Optical Interconnects

Optical interconnects use light (photons) rather than electrical signals (electrons) to transmit data between computing components — from chip-to-chip within a server to rack-to-rack within a datacenter. As AI training clusters demand ever-higher bandwidth, optical interconnects are becoming essential infrastructure, moving from the datacenter's network edge into its core and eventually onto the chips themselves.

The physics favors photons for data transport. Light travels through fiber optics with virtually zero signal degradation over datacenter distances, carries orders of magnitude more bandwidth per strand than copper cables, and consumes significantly less energy per bit. A single optical fiber can carry 100+ Tb/s using wavelength-division multiplexing (WDM), where different colors of light carry independent data streams simultaneously.

In AI datacenters, optical interconnects serve multiple roles. Datacenter fabric: Optical transceivers (currently 400G and 800G, with 1.6T arriving) connect top-of-rack switches to spine switches, forming the high-bandwidth network backbone. GPU cluster interconnect: InfiniBand and Ethernet fabrics for AI training increasingly use optical links for inter-rack connections, especially as clusters span multiple rows or buildings. Front-panel optics: NVIDIA's ConnectX adapters and switch ASICs use optical transceivers for external connectivity.
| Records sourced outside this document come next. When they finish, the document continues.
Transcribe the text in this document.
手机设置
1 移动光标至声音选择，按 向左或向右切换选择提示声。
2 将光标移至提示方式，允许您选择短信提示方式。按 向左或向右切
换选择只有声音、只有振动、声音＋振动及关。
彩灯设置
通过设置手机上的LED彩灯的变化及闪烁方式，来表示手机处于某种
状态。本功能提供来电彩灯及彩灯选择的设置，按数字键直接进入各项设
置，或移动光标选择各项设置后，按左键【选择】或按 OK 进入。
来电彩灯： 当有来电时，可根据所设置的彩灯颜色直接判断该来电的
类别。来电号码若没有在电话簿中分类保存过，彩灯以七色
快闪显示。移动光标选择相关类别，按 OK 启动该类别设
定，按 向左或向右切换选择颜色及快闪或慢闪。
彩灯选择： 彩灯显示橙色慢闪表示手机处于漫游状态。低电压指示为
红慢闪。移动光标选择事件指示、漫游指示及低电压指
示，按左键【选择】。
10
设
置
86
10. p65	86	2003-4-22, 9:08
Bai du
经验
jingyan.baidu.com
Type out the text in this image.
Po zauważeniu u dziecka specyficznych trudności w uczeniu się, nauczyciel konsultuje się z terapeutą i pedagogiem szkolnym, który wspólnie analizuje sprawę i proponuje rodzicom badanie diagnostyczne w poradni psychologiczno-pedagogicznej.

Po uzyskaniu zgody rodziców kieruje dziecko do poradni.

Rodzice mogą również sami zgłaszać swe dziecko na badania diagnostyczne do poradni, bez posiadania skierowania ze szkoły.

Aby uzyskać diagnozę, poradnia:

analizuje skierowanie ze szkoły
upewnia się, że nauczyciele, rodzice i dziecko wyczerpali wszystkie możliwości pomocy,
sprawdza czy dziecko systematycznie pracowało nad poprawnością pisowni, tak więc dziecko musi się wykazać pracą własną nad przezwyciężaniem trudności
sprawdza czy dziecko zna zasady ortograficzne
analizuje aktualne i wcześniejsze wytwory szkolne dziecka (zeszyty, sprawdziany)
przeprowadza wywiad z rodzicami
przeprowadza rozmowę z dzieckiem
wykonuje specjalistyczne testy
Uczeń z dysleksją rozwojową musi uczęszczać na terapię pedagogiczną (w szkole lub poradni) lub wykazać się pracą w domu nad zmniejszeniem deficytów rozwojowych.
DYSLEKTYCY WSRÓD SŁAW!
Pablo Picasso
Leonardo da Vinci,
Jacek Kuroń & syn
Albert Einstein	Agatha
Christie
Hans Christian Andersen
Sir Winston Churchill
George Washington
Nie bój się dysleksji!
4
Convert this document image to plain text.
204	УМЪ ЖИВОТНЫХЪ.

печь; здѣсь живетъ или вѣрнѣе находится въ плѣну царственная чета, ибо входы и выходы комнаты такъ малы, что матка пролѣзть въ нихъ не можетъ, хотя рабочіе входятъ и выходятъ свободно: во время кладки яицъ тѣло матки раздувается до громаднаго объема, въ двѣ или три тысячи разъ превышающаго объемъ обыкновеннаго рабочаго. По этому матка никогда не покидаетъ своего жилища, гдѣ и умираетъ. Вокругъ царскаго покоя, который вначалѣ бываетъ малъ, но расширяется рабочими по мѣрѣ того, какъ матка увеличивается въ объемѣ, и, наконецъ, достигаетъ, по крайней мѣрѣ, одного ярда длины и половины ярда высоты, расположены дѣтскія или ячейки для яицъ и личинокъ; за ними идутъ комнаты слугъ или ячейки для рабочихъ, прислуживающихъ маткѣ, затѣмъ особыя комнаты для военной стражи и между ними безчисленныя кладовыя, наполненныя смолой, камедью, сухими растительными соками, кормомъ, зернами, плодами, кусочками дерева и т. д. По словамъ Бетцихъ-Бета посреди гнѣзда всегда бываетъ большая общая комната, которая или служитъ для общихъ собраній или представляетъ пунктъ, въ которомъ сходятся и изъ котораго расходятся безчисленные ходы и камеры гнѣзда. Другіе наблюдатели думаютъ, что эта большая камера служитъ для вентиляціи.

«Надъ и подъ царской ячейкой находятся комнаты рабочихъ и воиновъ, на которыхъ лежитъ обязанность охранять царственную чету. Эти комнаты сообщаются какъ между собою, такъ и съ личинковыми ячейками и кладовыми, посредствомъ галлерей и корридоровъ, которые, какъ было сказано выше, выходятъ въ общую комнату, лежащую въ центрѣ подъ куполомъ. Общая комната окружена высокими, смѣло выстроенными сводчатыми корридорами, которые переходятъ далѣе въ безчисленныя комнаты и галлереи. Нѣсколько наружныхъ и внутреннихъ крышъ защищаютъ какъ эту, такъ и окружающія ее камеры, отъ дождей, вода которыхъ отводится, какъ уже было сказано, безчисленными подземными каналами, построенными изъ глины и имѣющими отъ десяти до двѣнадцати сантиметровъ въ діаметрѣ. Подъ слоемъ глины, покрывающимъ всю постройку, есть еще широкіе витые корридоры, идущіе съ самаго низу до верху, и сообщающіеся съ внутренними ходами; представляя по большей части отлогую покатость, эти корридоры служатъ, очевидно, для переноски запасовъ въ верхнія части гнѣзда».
The next frontier is co-packaged optics (CPO), where optical components are integrated directly into or adjacent to switch ASICs and eventually GPU/accelerator packages. This eliminates the power-hungry electrical serializer/deserializer (SerDes) circuits that currently convert between electrical and optical signals at each end of a link. Broadcom, Intel, and TSMC are all developing CPO technology for next-generation networking.

Silicon photonics — fabricating optical components using standard semiconductor manufacturing processes — is the enabling technology for CPO. By building lasers, modulators, and detectors on silicon, optical interconnects can be mass-produced at semiconductor scale and costs. Intel, Cisco (Acacia), and Ayar Labs are leading silicon photonics development.

Looking further ahead, optical computing proposes using light not just for communication but for computation itself. Photonic matrix multiplication — using interference patterns to perform the dot products that dominate AI workloads — could theoretically achieve higher throughput at lower power than electronic computation. Startups like Lightmatter and Luminous Computing are pursuing this vision, though practical photonic AI processors remain in early development.

For AI infrastructure, the optical interconnect roadmap is critical. As training clusters scale from thousands to hundreds of thousands of accelerators, the bandwidth and energy requirements of the interconnect fabric grow superlinearly. Optical solutions are the only known path to sustaining this scaling without the interconnect becoming the dominant power consumer and performance bottleneck.